Judge Gee wrote in her order that the family detention centers “are ‘on fire’ and there is no more time for half measures.” She referenced “non-compliance or spotty compliance with masking and social distancing rules.”

As of June 8, 124 children were detained with one or both parents at family detention centers in Dilley, TX; Karnes City, TX; and Berks County, PA. Judge Gee does not have jurisdiction over whether the parents are released. ICE has the option to use its discretion to release the children with their parents, or to release them alone to another sponsor with the parent’s consent. The agency must do so by July 17.

80 House Democrats have demanded that ICE release the families together. Another judge for a similar lawsuit covering the parents of the children also has the ability to order the families released together.

The court order allows for several exceptions under which ICE can continue to detain the children. According to the judge, ICE can continue detaining children if they lack a suitable sponsor, if they have failed to appear at a scheduled court hearing in the past without explanation, or if their parent waives their rights under the Flores Settlement in order to prevent separation.

Advocates fear that ICE will use the order as an excuse to reimplement a policy known as binary choice. In May, ICE officers ordered parents at all three facilities to choose whether their child would be separated from them and released or remain detained with them indefinitely. Most, if not all, parents refused to separate from their children. That same month, House Democrats signed a letter demanding that ICE cease implementation and provide an explanation of this policy.
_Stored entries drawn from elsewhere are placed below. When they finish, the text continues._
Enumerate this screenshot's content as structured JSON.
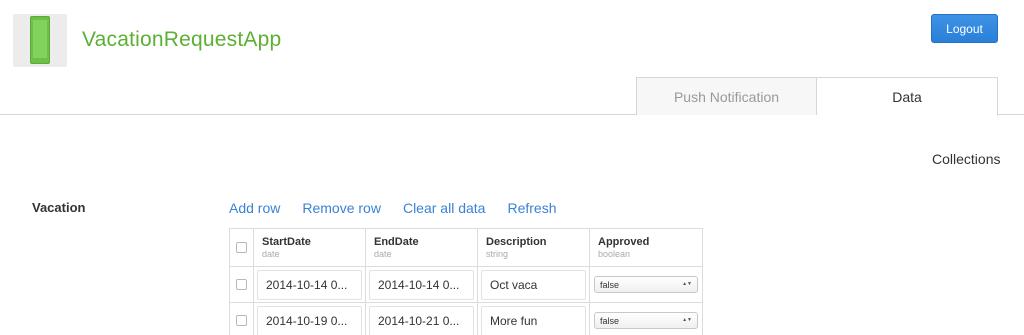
{
  "header": {
    "app_name": "VacationRequestApp",
    "logout_label": "Logout"
  },
  "tabs": [
    {
      "label": "Push Notification",
      "active": false
    },
    {
      "label": "Data",
      "active": true
    }
  ],
  "collections_label": "Collections",
  "section": {
    "title": "Vacation",
    "actions": [
      "Add row",
      "Remove row",
      "Clear all data",
      "Refresh"
    ]
  },
  "table": {
    "columns": [
      {
        "name": "StartDate",
        "type": "date"
      },
      {
        "name": "EndDate",
        "type": "date"
      },
      {
        "name": "Description",
        "type": "string"
      },
      {
        "name": "Approved",
        "type": "boolean"
      }
    ],
    "rows": [
      {
        "start": "2014-10-14 0...",
        "end": "2014-10-14 0...",
        "description": "Oct vaca",
        "approved": "false"
      },
      {
        "start": "2014-10-19 0...",
        "end": "2014-10-21 0...",
        "description": "More fun",
        "approved": "false"
      }
    ]
  },
  "colors": {
    "brand_green": "#5cb034",
    "link_blue": "#3b82d6",
    "button_blue": "#2a7fd8"
  }
}
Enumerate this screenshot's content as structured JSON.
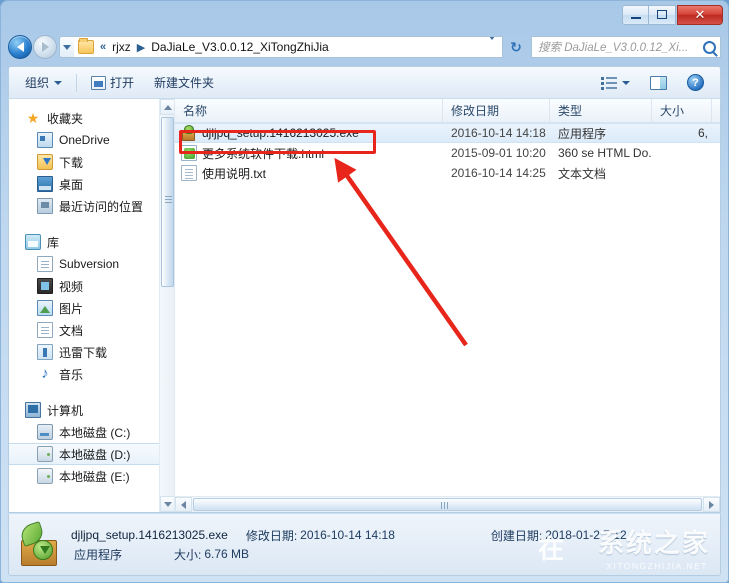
{
  "window": {
    "controls": {
      "minimize": "Minimize",
      "maximize": "Maximize",
      "close": "✕"
    }
  },
  "nav": {
    "back_label": "后退",
    "forward_label": "前进",
    "recent_label": "最近浏览的位置",
    "breadcrumbs": [
      {
        "label": "«",
        "type": "overflow"
      },
      {
        "label": "rjxz",
        "type": "crumb"
      },
      {
        "label": "DaJiaLe_V3.0.0.12_XiTongZhiJia",
        "type": "crumb"
      }
    ],
    "separator": "▶",
    "refresh_label": "刷新",
    "search_placeholder": "搜索 DaJiaLe_V3.0.0.12_Xi..."
  },
  "toolbar": {
    "organize": "组织",
    "open": "打开",
    "new_folder": "新建文件夹",
    "view_label": "更改您的视图",
    "preview_label": "显示预览窗格",
    "help_label": "获取帮助"
  },
  "sidebar": {
    "groups": [
      {
        "title": "收藏夹",
        "icon": "star-icon",
        "items": [
          {
            "label": "OneDrive",
            "icon": "onedrive-icon",
            "selected": false
          },
          {
            "label": "下载",
            "icon": "download-icon",
            "selected": false
          },
          {
            "label": "桌面",
            "icon": "desktop-icon",
            "selected": false
          },
          {
            "label": "最近访问的位置",
            "icon": "recent-places-icon",
            "selected": false
          }
        ]
      },
      {
        "title": "库",
        "icon": "library-icon",
        "items": [
          {
            "label": "Subversion",
            "icon": "document-icon",
            "selected": false
          },
          {
            "label": "视频",
            "icon": "video-icon",
            "selected": false
          },
          {
            "label": "图片",
            "icon": "picture-icon",
            "selected": false
          },
          {
            "label": "文档",
            "icon": "document-icon",
            "selected": false
          },
          {
            "label": "迅雷下载",
            "icon": "thunder-download-icon",
            "selected": false
          },
          {
            "label": "音乐",
            "icon": "music-icon",
            "selected": false
          }
        ]
      },
      {
        "title": "计算机",
        "icon": "computer-icon",
        "items": [
          {
            "label": "本地磁盘 (C:)",
            "icon": "drive-c-icon",
            "selected": false
          },
          {
            "label": "本地磁盘 (D:)",
            "icon": "drive-icon",
            "selected": true
          },
          {
            "label": "本地磁盘 (E:)",
            "icon": "drive-icon",
            "selected": false
          }
        ]
      }
    ]
  },
  "filelist": {
    "columns": [
      {
        "key": "name",
        "label": "名称"
      },
      {
        "key": "date",
        "label": "修改日期"
      },
      {
        "key": "type",
        "label": "类型"
      },
      {
        "key": "size",
        "label": "大小"
      }
    ],
    "sort_column": "名称",
    "rows": [
      {
        "name": "djljpq_setup.1416213025.exe",
        "date": "2016-10-14 14:18",
        "type": "应用程序",
        "size": "6,",
        "icon": "exe-installer-icon",
        "selected": true
      },
      {
        "name": "更多系统软件下载.html",
        "date": "2015-09-01 10:20",
        "type": "360 se HTML Do...",
        "size": "",
        "icon": "html-file-icon",
        "selected": false
      },
      {
        "name": "使用说明.txt",
        "date": "2016-10-14 14:25",
        "type": "文本文档",
        "size": "",
        "icon": "text-file-icon",
        "selected": false
      }
    ]
  },
  "details": {
    "filename": "djljpq_setup.1416213025.exe",
    "modified_label": "修改日期:",
    "modified_value": "2016-10-14 14:18",
    "created_label": "创建日期:",
    "created_value": "2018-01-2   7:12",
    "type_value": "应用程序",
    "size_label": "大小:",
    "size_value": "6.76 MB"
  },
  "watermark": {
    "chinese": "系统之家",
    "english": "XITONGZHIJIA.NET"
  },
  "annotation": {
    "box_target": "djljpq_setup.1416213025.exe",
    "color": "#e8251b"
  }
}
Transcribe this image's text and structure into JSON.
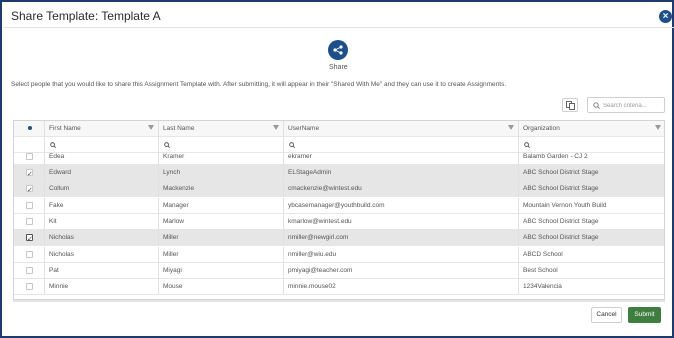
{
  "dialog": {
    "title": "Share Template: Template A",
    "close_icon": "close-icon"
  },
  "share": {
    "label": "Share",
    "icon": "share-icon"
  },
  "description": "Select people that you would like to share this Assignment Template with. After submitting, it will appear in their \"Shared With Me\" and they can use it to create Assignments.",
  "toolbar": {
    "export_icon": "export-icon",
    "search_placeholder": "Search criteria..."
  },
  "grid": {
    "columns": [
      "First Name",
      "Last Name",
      "UserName",
      "Organization"
    ],
    "partial_row": {
      "first": "Edea",
      "last": "Kramer",
      "username": "ekramer",
      "org": "Balamb Garden - CJ 2"
    },
    "rows": [
      {
        "first": "Edward",
        "last": "Lynch",
        "username": "ELStageAdmin",
        "org": "ABC School District Stage",
        "checked": true,
        "selected": true
      },
      {
        "first": "Collum",
        "last": "Mackenzie",
        "username": "cmackenzie@wintest.edu",
        "org": "ABC School District Stage",
        "checked": true,
        "selected": true
      },
      {
        "first": "Fake",
        "last": "Manager",
        "username": "ybcasemanager@youthbuild.com",
        "org": "Mountain Vernon Youth Build",
        "checked": false,
        "selected": false
      },
      {
        "first": "Kit",
        "last": "Marlow",
        "username": "kmarlow@wintest.edu",
        "org": "ABC School District Stage",
        "checked": false,
        "selected": false
      },
      {
        "first": "Nicholas",
        "last": "Miller",
        "username": "nmiller@newgirl.com",
        "org": "ABC School District Stage",
        "checked": true,
        "selected": true
      },
      {
        "first": "Nicholas",
        "last": "Miller",
        "username": "nmiller@wiu.edu",
        "org": "ABCD School",
        "checked": false,
        "selected": false
      },
      {
        "first": "Pat",
        "last": "Miyagi",
        "username": "pmiyagi@teacher.com",
        "org": "Best School",
        "checked": false,
        "selected": false
      },
      {
        "first": "Minnie",
        "last": "Mouse",
        "username": "minnie.mouse02",
        "org": "1234Valencia",
        "checked": false,
        "selected": false
      }
    ]
  },
  "footer": {
    "cancel_label": "Cancel",
    "submit_label": "Submit"
  },
  "colors": {
    "accent": "#1f4e8c",
    "submit": "#3e7e3e",
    "selected_row": "#e6e6e6",
    "frame_border": "#1f3a6e"
  }
}
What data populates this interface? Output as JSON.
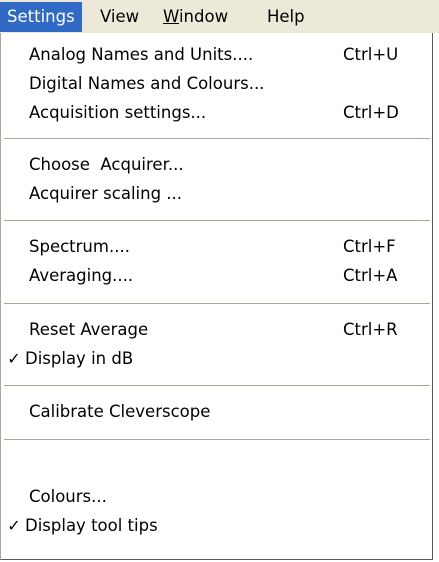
{
  "menubar": {
    "items": [
      {
        "label": "Settings"
      },
      {
        "label": "View"
      },
      {
        "label_prefix": "",
        "mnemonic": "W",
        "label_suffix": "indow"
      },
      {
        "label": "Help"
      }
    ]
  },
  "menu": {
    "items": [
      {
        "label": "Analog Names and Units....",
        "shortcut": "Ctrl+U",
        "checked": false
      },
      {
        "label": "Digital Names and Colours...",
        "shortcut": "",
        "checked": false
      },
      {
        "label": "Acquisition settings...",
        "shortcut": "Ctrl+D",
        "checked": false
      },
      {
        "label": "Choose  Acquirer...",
        "shortcut": "",
        "checked": false
      },
      {
        "label": "Acquirer scaling ...",
        "shortcut": "",
        "checked": false
      },
      {
        "label": "Spectrum....",
        "shortcut": "Ctrl+F",
        "checked": false
      },
      {
        "label": "Averaging....",
        "shortcut": "Ctrl+A",
        "checked": false
      },
      {
        "label": "Reset Average",
        "shortcut": "Ctrl+R",
        "checked": false
      },
      {
        "label": "Display in dB",
        "shortcut": "",
        "checked": true,
        "check_mark": "✓"
      },
      {
        "label": "Calibrate Cleverscope",
        "shortcut": "",
        "checked": false
      },
      {
        "label": "Colours...",
        "shortcut": "",
        "checked": false
      },
      {
        "label": "Display tool tips",
        "shortcut": "",
        "checked": true,
        "check_mark": "✓"
      }
    ]
  },
  "colors": {
    "menubar_bg": "#ece9d8",
    "highlight": "#316ac5",
    "menu_bg": "#ffffff",
    "separator": "#aca899"
  }
}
Experts say that both separation and detention lead to long-term emotional damage in children. Some of the children have been detained for almost a year and many have serious physical or mental health conditions.

Detention can also be physically dangerous, especially during the COVID-19 pandemic. As of June 28, ICE had confirmed an aggregate total of 2,675 positive cases among all people in immigration detention. Several men and women in ICE custody have already died from COVID-19-related complications. Eleven children and parents have tested positive for COVID-19 at the Karnes facility.

At Dilley, some mothers and children have been placed in isolation after at least three staff tested positive for COVID-19. Three members of Congress may have also been exposed after a recent visit to the facility, which they called “a petri dish.” Mothers detained in Dilley have reported having to insert swabs into their own noses and that of their children to perform COVID tests themselves.

ICE has not commented on whether they will release families together by the July deadline or attempt to separate them. The children and parents held in family detention are not a flight risk or a danger to the communities where they plan to live with sponsors. They should be released together promptly to shelter in place at home and continue their asylum process in a non-detained setting.